Less than six months after ObamaCare became law, President Obama is breaking his promise that, “If you like your health care plan, you can keep your health care plan.”  According to an announcement made today by the Centers for Medicare and Medicaid Services (CMS): 

  • Next year, 1.2 million seniors will be forced out the Medicare Advantage (MA) or Medicare prescription drug plan (Part D) they are currently enrolled in.  
  • In 2011, 2,300 seniors in Colorado and Utah, who are being forced out of their current MA health plan will no longer have the option of enrolling in an MA plan and will be forced into the government-run Medicare program whether they like it or not. 

“CMS is being disingenuous at best by claiming a reduction in premiums without detailing the impact on seniors’ benefits; paying less and getting less is no win for seniors,” said Rep. Dave Camp (R-MI), the Ranking Member of the Ways and Means Committee.  “The fact that over 1 million seniors are about to lose their current Medicare plan and 2,300 of these displaced seniors will be denied any access to an MA plan next year should serve as a stark warning to every senior about the prospects for their benefits under the Democrats’ health care law.”
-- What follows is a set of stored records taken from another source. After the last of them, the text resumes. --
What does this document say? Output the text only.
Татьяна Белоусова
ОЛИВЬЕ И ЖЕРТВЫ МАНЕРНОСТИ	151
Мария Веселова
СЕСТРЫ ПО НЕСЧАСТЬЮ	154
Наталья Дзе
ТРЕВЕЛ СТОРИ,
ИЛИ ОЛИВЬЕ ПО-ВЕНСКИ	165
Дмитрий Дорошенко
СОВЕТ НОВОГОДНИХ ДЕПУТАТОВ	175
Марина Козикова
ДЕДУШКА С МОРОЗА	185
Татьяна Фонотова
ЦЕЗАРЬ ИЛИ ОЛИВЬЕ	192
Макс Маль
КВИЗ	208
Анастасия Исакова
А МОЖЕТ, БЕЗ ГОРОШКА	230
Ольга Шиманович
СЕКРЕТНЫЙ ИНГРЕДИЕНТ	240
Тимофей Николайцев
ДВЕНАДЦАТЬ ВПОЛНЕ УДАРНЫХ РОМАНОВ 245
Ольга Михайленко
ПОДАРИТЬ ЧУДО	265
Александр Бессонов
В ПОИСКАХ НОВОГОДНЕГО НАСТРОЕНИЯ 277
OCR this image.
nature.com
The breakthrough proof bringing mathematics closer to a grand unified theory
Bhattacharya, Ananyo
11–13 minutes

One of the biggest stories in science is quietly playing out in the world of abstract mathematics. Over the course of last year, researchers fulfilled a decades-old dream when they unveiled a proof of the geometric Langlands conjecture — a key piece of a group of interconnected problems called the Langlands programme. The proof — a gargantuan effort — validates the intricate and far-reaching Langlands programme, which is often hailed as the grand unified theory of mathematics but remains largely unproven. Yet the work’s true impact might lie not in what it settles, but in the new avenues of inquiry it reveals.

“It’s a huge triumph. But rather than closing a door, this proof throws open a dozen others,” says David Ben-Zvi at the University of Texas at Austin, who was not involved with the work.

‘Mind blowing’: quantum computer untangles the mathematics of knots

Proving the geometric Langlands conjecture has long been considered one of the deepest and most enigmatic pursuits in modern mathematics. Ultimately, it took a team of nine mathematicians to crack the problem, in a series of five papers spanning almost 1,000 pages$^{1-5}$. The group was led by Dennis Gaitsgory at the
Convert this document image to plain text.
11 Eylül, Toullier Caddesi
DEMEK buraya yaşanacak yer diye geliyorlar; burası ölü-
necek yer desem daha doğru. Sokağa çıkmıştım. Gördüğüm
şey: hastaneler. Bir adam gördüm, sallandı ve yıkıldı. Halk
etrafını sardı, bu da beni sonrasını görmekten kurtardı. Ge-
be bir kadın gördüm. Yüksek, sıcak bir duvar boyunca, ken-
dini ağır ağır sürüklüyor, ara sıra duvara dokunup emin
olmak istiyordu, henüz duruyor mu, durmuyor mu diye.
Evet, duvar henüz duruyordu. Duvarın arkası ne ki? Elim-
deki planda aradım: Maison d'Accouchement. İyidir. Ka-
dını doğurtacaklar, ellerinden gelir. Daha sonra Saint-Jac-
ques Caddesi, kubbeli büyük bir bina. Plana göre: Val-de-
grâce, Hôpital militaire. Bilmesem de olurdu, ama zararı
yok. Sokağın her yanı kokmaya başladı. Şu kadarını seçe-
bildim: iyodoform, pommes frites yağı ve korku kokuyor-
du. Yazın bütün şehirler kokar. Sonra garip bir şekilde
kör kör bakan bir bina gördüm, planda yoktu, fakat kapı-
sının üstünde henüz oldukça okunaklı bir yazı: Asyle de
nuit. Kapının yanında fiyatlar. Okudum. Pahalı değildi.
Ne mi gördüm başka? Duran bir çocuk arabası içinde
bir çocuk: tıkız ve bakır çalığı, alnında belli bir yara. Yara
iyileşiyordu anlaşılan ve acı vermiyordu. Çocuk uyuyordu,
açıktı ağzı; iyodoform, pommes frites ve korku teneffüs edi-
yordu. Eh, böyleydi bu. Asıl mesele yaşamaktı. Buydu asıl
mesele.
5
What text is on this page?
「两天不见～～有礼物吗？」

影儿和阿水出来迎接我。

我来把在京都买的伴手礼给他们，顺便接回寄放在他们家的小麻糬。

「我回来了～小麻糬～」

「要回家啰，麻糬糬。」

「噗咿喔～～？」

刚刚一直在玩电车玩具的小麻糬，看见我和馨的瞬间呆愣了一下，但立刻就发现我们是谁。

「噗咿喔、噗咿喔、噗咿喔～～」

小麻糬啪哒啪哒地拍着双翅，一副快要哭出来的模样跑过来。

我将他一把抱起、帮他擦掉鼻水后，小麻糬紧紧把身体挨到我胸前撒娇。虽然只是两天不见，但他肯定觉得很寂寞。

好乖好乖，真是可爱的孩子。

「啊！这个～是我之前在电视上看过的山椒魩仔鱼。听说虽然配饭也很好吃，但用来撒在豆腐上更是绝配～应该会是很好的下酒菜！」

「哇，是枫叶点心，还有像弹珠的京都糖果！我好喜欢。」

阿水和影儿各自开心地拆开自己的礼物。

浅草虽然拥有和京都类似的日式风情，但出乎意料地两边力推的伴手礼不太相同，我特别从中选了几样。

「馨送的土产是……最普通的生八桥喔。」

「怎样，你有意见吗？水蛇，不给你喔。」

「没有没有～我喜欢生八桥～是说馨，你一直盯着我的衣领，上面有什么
As CMS notes, these enrollment changes result from laws passed by Democrats in 2008 (over President Bush’s veto), ObamaCare, and new Obama Administration regulations which have resulted in 298 plans leaving the MA and Part D programs.  Unfortunately, this is just the tip of the iceberg.  According to the non-partisan CMS actuaries, the 11 million seniors enrolled in an MA plan will soon receive “less generous benefit packages” as a result of the law’s $200 billion in cuts to their MA benefits over the next 10 years and 7.4 million seniors will either lose or be denied access to an MA plan.